Asel: Im öffentlich-rechtlichen Rundfunk und in der Medienlandschaft insgesamt wird nicht ausgereizt, was man im Medium machen kann. Ich finde den Hörfunk heute, von ein paar Nischen abgesehen, wenig radiophon. Zu Radio 100-Zeiten waren die Hörer bereit, ins Offene, Unbekannte zu gehen. Heute dagegen gibt es ein starkes Sicherungsbedürfnis. Das hat etwas mit der gesellschaftlichen Situation zu tun. Es wäre heute sehr schwer, für ein so buntes Programm von Experimentalmusik über die Discoschnulzen im Schwulen- und Lesbenprogramm bis hin zu Hardcore-Trikont-Berichterstattung Hörer zu finden.

Schuster: Man kann es sich schon gar nicht mehr vorstellen, wie das funktioniert hat - so viele unterschiedliche Gruppen, die ganze Offenheit.

In anderen Städten läuft das ja noch. Gibt es das Publikum in Berlin nicht mehr?

Schuster: Würde ich nicht sagen.

Asel: Radio 100 war ein westberliner Kind der achtziger Jahre. Wir haben damals so viel gesendet, als die Mauer gefallen ist, wir haben gar nicht bemerkt, daß sich da um uns herum etwas verschoben hat. Wir haben uns nicht um ewige Wahrheiten gekümmert, sondern um Aktionen, um eine bestimmte Art zu leben. Dann machte Randale Spaß - ein großes Ereignis bei Radio 100 war die Berichterstattung vom 1. Mai 1987.

Es ging darum, seinen Lebensentwurf zu reflektieren und zu vergleichen mit den Lebensentwürfen anderer. Das spüre ich heute nicht mehr.

Was verloren gegangen ist - das Stichwort "Radiophonie" ist gefallen, man könnte auch vom "souveränen Medium" sprechen -, ist also zumindest eine formale Offenheit, eine gewisse Experimentierlust.

Schuster: Die finde ich, wenn ich Radio höre, nur noch in Ansätzen. Es gab auf Sputnik bis vor etwa einem Jahr noch solche Ansätze, auf Fritz, in manchen Hörspielen oder späten Kultursendungen. Aber ich kann kein Programm empfangen, wo 24 Stunden Radioexperiment stattfindet.

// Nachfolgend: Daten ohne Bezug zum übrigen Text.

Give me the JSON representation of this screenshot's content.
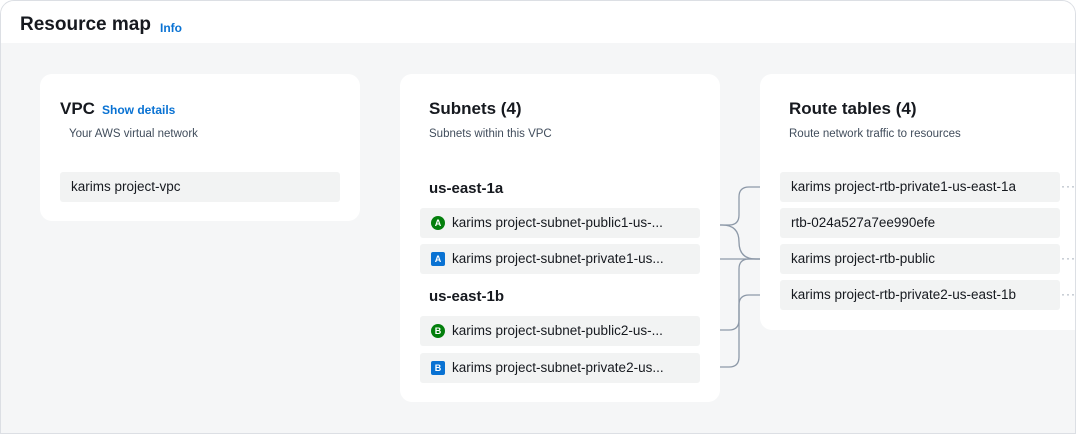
{
  "header": {
    "title": "Resource map",
    "info_label": "Info"
  },
  "vpc": {
    "title": "VPC",
    "show_details": "Show details",
    "subtitle": "Your AWS virtual network",
    "item": "karims project-vpc"
  },
  "subnets": {
    "title": "Subnets (4)",
    "subtitle": "Subnets within this VPC",
    "groups": [
      {
        "az": "us-east-1a",
        "items": [
          {
            "badge": "A",
            "type": "public",
            "label": "karims project-subnet-public1-us-..."
          },
          {
            "badge": "A",
            "type": "private",
            "label": "karims project-subnet-private1-us..."
          }
        ]
      },
      {
        "az": "us-east-1b",
        "items": [
          {
            "badge": "B",
            "type": "public",
            "label": "karims project-subnet-public2-us-..."
          },
          {
            "badge": "B",
            "type": "private",
            "label": "karims project-subnet-private2-us..."
          }
        ]
      }
    ]
  },
  "route_tables": {
    "title": "Route tables (4)",
    "subtitle": "Route network traffic to resources",
    "items": [
      "karims project-rtb-private1-us-east-1a",
      "rtb-024a527a7ee990efe",
      "karims project-rtb-public",
      "karims project-rtb-private2-us-east-1b"
    ]
  },
  "colors": {
    "link": "#0972d3",
    "public_badge": "#037f0c",
    "private_badge": "#0972d3",
    "connector": "#8d99a8"
  }
}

Schon das Radio 100-Experiment war auf den Abend beschränkt, das Tagesprogramm hingegen blieb orientiert an der klassischen Magazinform, an der Form der Öffentlich-Rechtlichen.

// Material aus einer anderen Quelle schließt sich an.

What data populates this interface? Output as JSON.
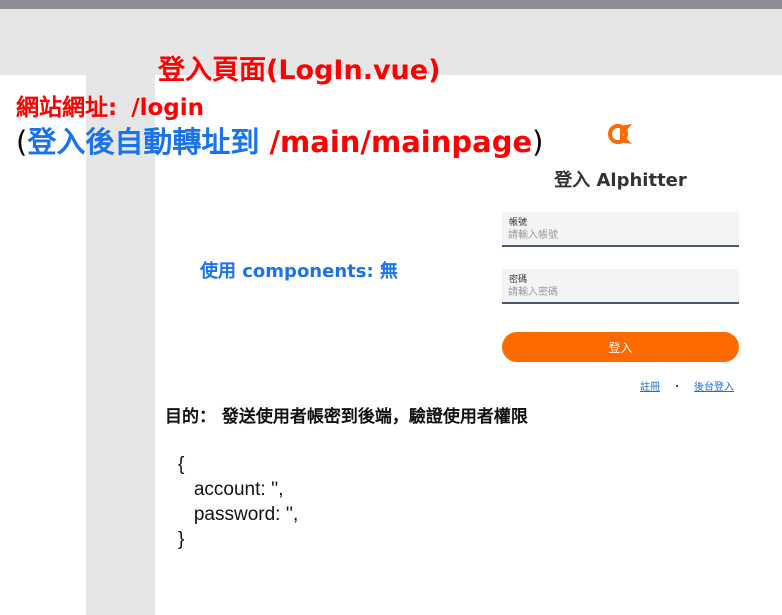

Asel: Das hat damit zu tun, in welche Situation wir im Sommer 1989 gekommen sind. Wir haben 1987 vier Stunden gesendet, später sechs Stunden, ab 17 Uhr, da war man für die Werbewirtschaft nicht sonderlich interessant. Nachdem im Sommer 1989 der Sender, der die restlichen Stunden füllte - Radio in Berlin, später Hit 103 -, aufgegeben hatte, gab es nur die Möglichkeit, auf die Vollfrequenz zu gehen, auf 24 Stunden. Damit begann eine Art strategischer Überdehnung. Sowohl in der Kernredaktion, die aus sieben Mitgliedern bestand, als auch auf der Ebene der Gesellschafter war alles auf Konsens ausgelegt. In der neuen Situation mußte man jedoch sehr schnell reagieren, was mit dieser Art der Entscheidungsfindung nicht so einfach war.

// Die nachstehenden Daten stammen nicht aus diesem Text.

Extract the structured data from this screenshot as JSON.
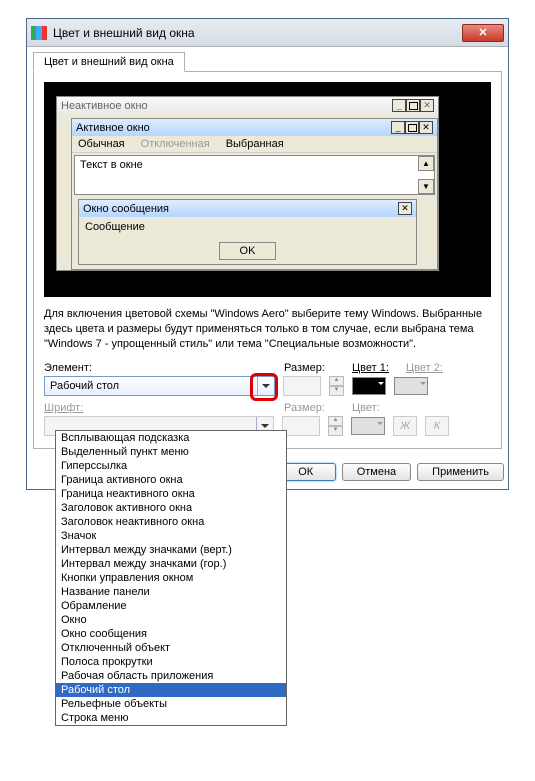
{
  "window": {
    "title": "Цвет и внешний вид окна",
    "tab": "Цвет и внешний вид окна"
  },
  "preview": {
    "inactive_title": "Неактивное окно",
    "active_title": "Активное окно",
    "menu_normal": "Обычная",
    "menu_disabled": "Отключенная",
    "menu_selected": "Выбранная",
    "text_in_window": "Текст в окне",
    "msg_title": "Окно сообщения",
    "msg_body": "Сообщение",
    "ok": "OK"
  },
  "description": "Для включения цветовой схемы \"Windows Aero\" выберите тему Windows. Выбранные здесь цвета и размеры будут применяться только в том случае, если выбрана тема \"Windows 7 - упрощенный стиль\" или тема \"Специальные возможности\".",
  "labels": {
    "element": "Элемент:",
    "size": "Размер:",
    "color1": "Цвет 1:",
    "color2": "Цвет 2:",
    "font": "Шрифт:",
    "color": "Цвет:"
  },
  "element_selected": "Рабочий стол",
  "style_bold": "Ж",
  "style_italic": "К",
  "dropdown_items": [
    "Всплывающая подсказка",
    "Выделенный пункт меню",
    "Гиперссылка",
    "Граница активного окна",
    "Граница неактивного окна",
    "Заголовок активного окна",
    "Заголовок неактивного окна",
    "Значок",
    "Интервал между значками (верт.)",
    "Интервал между значками (гор.)",
    "Кнопки управления окном",
    "Название панели",
    "Обрамление",
    "Окно",
    "Окно сообщения",
    "Отключенный объект",
    "Полоса прокрутки",
    "Рабочая область приложения",
    "Рабочий стол",
    "Рельефные объекты",
    "Строка меню"
  ],
  "dropdown_selected_index": 18,
  "buttons": {
    "ok": "ОК",
    "cancel": "Отмена",
    "apply": "Применить"
  }
}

Der ökonomische Druck wurde dadurch erhöht, daß Radio 100 ab diesem Zeitpunkt mehr Geld einspielen mußte. Wären aber nicht andere Modelle denkbar gewesen - die Finanzierung durch Sponsoren oder Abonnenten?

Schuster: Das wurde durchaus versucht. Kurz vor dem Konkurs wurden große Erfolge mit Benefizveranstaltungen erzielt. So funktioniert das übrigens bei vielen Radios in den USA. Aber das kostet natürlich viel Arbeit, es brauchte eine Zeit, bis etwas ins Rollen kam. Als endlich etwas geschah, reichte der Geschäftsführer den Konkurs ein, was er genausogut drei Jahre früher hätte machen können.

Asel: Ein aktuelles Hörfunkprogramm kann man nicht auf der Basis eines Abonnenten-Systems machen. Aber man hätte sich ja nicht dafür entscheiden müssen, eine Art taz im Hörfunk einzurichten, eine, die auch noch jeden Winkelzug des Berliner Senats mit Mikrophon und Kommentar begleitet. Das sehe ich im heute als falsch an. Man hätte erklären müssen: Wir machen eine andere Art von Radio und verzichten an bestimmten Punkten auf Aktualität, weil wir es uns nicht leisten können.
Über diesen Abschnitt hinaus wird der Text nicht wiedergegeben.